Pilot jokes
There were 5 people on an airplane.
1. The pilot 2. The businessman 3. The Minister 4. The school child 5. The Smartest person in the world
The plane takes off, a good, solid 1 hour in. The pilot comes out and says, "OK guys, I have good news and bad news."
"Bad News is the plane is gonna crash. The good news is that I have 4 parachutes."
The pilot says to his passengers, "Well I'm a pilot, I fly planes. People depend on me!" Took a parachute and went out.
The businessman stands up and says, "Well I'm a businessman, I run companies!" Took a parachute and went out.
The smartest person in the world stands up and says, "I'm the smartest person in the world. No one is smarter than me!" Took a parachute and went out.
Now the minister says to the school child, "Well God has given me a good life. I want you to take the last parachute," and the school child has a massive smile on her face and starts laughing all of the sudden and the minister says, "Why are you smiling?! We're about to die!!!!"

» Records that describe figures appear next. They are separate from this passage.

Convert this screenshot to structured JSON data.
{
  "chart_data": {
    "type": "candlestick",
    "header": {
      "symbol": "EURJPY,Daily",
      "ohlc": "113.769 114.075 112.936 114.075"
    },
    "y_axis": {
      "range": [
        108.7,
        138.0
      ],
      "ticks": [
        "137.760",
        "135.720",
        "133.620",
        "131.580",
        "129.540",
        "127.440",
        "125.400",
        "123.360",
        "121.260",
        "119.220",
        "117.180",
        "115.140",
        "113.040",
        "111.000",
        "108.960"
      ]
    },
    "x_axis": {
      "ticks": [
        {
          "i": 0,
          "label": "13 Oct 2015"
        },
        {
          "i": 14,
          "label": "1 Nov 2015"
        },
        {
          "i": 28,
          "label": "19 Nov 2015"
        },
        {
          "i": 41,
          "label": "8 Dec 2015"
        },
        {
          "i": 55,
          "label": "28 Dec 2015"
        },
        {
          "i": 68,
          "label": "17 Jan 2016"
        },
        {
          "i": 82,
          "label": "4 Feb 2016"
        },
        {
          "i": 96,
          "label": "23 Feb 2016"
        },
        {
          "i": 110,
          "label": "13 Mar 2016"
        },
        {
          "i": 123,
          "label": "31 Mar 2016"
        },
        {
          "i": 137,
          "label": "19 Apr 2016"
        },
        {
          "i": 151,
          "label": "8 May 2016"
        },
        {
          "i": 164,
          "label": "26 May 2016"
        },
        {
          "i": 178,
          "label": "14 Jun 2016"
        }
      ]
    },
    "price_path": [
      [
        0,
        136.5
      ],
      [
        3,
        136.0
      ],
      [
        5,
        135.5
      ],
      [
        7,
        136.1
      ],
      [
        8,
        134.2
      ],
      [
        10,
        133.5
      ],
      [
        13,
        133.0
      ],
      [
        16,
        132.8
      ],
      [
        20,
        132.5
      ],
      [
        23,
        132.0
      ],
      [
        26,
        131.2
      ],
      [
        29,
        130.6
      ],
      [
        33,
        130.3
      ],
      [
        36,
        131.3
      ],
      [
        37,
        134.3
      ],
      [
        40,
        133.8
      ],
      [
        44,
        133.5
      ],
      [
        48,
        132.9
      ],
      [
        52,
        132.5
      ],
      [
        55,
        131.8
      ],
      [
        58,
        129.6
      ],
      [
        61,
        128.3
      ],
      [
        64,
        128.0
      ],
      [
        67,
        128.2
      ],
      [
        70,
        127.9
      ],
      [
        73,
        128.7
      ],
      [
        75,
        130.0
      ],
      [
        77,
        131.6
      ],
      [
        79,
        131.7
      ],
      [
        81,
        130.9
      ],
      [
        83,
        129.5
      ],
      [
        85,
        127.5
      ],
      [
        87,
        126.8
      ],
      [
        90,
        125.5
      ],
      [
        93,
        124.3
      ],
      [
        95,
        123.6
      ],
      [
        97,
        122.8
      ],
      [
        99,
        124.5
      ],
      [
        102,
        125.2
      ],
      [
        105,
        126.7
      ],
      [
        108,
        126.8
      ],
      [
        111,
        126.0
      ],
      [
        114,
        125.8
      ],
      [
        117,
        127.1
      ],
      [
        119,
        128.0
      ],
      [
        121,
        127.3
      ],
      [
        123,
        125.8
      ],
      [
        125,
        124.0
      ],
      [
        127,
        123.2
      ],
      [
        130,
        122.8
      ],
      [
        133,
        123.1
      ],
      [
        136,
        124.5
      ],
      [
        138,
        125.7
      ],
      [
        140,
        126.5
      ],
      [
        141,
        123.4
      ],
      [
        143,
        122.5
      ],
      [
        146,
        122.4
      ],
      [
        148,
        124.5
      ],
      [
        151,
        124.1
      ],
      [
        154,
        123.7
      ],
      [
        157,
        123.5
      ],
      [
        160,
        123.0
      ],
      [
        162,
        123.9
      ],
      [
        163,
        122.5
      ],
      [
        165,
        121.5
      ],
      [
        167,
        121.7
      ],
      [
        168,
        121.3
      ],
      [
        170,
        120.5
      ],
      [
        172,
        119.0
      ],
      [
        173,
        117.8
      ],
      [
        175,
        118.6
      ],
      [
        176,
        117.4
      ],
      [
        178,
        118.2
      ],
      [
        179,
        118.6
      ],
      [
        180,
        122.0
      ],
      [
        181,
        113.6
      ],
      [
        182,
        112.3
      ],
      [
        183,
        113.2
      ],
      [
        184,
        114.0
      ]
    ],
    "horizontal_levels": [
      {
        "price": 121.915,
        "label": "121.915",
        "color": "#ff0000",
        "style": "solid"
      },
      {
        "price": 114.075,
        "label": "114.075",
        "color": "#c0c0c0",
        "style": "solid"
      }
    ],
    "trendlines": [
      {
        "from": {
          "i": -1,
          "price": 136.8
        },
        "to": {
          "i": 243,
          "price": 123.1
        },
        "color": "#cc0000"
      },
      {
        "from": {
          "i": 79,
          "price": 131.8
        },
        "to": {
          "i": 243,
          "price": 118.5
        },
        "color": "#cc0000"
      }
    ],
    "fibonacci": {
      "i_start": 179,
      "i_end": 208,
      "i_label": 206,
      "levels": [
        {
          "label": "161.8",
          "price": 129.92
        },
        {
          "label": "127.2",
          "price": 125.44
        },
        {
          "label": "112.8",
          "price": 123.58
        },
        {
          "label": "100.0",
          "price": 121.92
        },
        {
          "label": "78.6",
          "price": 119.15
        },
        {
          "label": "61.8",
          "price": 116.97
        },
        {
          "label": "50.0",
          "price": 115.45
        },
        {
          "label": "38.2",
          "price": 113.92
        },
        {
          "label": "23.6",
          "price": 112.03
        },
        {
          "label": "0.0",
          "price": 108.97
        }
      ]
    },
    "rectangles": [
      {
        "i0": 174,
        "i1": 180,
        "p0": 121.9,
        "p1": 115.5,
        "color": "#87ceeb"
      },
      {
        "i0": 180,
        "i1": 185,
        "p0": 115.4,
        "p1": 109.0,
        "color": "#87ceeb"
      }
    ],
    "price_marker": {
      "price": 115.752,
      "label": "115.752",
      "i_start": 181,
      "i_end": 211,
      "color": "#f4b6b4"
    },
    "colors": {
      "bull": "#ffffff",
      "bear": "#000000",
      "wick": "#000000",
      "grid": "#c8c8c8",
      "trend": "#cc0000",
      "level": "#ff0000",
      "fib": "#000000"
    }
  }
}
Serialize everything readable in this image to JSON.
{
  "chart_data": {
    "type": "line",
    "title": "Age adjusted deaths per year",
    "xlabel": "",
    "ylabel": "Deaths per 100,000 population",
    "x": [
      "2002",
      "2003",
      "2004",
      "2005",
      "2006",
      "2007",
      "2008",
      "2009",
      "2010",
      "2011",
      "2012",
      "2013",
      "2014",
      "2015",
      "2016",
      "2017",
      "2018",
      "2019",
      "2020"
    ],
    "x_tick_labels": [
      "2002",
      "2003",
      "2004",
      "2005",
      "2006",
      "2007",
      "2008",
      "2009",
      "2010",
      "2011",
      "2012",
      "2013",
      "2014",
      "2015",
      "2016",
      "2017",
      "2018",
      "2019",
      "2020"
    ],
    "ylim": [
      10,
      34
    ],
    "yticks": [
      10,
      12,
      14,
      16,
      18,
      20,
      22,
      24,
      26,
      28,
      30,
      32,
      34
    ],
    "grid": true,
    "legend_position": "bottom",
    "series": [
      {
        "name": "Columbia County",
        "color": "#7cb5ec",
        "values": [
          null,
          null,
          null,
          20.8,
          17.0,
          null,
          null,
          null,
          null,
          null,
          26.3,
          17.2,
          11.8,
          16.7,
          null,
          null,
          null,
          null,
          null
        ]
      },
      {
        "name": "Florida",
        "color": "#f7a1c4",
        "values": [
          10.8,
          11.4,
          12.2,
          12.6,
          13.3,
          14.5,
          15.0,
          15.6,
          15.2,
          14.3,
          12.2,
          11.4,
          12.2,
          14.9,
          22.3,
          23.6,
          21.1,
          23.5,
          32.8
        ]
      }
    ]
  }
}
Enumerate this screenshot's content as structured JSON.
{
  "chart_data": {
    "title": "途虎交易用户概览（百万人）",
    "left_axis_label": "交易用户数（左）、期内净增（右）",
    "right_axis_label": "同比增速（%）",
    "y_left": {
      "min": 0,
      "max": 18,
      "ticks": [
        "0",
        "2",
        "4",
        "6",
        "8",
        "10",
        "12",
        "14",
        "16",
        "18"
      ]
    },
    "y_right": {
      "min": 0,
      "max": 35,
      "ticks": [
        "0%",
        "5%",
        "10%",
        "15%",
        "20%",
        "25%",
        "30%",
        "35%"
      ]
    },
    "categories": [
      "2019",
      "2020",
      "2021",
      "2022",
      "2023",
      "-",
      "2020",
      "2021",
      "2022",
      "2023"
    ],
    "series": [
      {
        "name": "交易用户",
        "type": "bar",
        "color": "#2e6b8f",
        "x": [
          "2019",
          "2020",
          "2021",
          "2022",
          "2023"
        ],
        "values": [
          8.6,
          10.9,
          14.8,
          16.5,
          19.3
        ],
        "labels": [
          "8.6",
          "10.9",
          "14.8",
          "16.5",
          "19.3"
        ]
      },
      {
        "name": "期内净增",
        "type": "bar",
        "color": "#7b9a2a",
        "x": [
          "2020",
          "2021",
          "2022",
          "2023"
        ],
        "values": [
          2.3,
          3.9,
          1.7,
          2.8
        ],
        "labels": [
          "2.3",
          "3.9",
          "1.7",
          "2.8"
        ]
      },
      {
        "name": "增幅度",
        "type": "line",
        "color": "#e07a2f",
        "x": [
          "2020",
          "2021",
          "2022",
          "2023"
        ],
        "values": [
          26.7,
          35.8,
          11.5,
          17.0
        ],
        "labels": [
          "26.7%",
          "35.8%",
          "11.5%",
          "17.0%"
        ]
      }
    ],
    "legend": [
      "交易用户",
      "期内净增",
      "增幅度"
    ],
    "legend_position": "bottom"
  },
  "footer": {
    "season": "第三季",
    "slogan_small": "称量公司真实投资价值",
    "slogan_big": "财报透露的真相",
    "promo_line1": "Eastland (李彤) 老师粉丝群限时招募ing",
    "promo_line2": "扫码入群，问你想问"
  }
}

And the school child says to the minister, "Well actually [we're] not gonna die because there are still 2 parachutes left because the smartest person in the world just took my school bag!"
pilot: *over intercom* we're all going to die.
passengers: *start freaking out*
pilot: all of us will one day, no one knows when.
passengers: *sigh with relief*
pilot: but it'll probably be when we hit that mountain.
I saw a helicopter on January 26, 2020. Then Kobe was on the news.
My uncle died on September 11. He was the greatest pilot in all of Saudi Arabia.
Okay class, who can tell me who the fastest readers are?
The pilots of 9/11 went through the Twin Towers, 6 in 3 seconds.
9/11 was probably just a woman pilot.
My grandpa died in 9/11. He crashed a plane.
It's not nice to make 9/11 jokes. My uncle died in 9/11...
He was one of al qaeda's best pilots.
Never talk about 9/11 to me. I lost my dad in it.
He was a great pilot ;(
Can we stop talking about 9/11? I lost my dad in it.
He was a great pilot.
My grandpa died in 9/11. He was a great pilot.
As an actor going to film a new TV show in another country, when TSA asks, "What’s the purpose of your visit?"... "I’m going to shoot a pilot" is never a good answer.
Why did the chicken cross the towers?
Because he ordered a plane pizza and didn’t get to the other side.
Best friend makes joke about 9/11.
Me: My pop was a part of that!
Best friend: So sorry!
Me: My pop was the pilot of the plane, he flew through 89 floors.
Why does the military pick orphans as fighter pilots?
Because homing missiles don't work on them.
Look, I'm innocent. I was just going on vacation in NY, but my co-pilot said: "Hit it with your best shot."
Kid 1: Guys, stop making 9/11 jokes. My dad died in 9/11.
Kid 2: Sorry, I didn't know.
Kid 1: He was the best fighter pilot in all of Saudi Arabia.
I would make a 9/11 joke, but it just wouldn't land.
"9/11 was not funny; it was plane wrong because my dad was the best fucking pilot in Jeddah."
9/11 pilots are the best readers.
They went through 30 stories in less than an hour.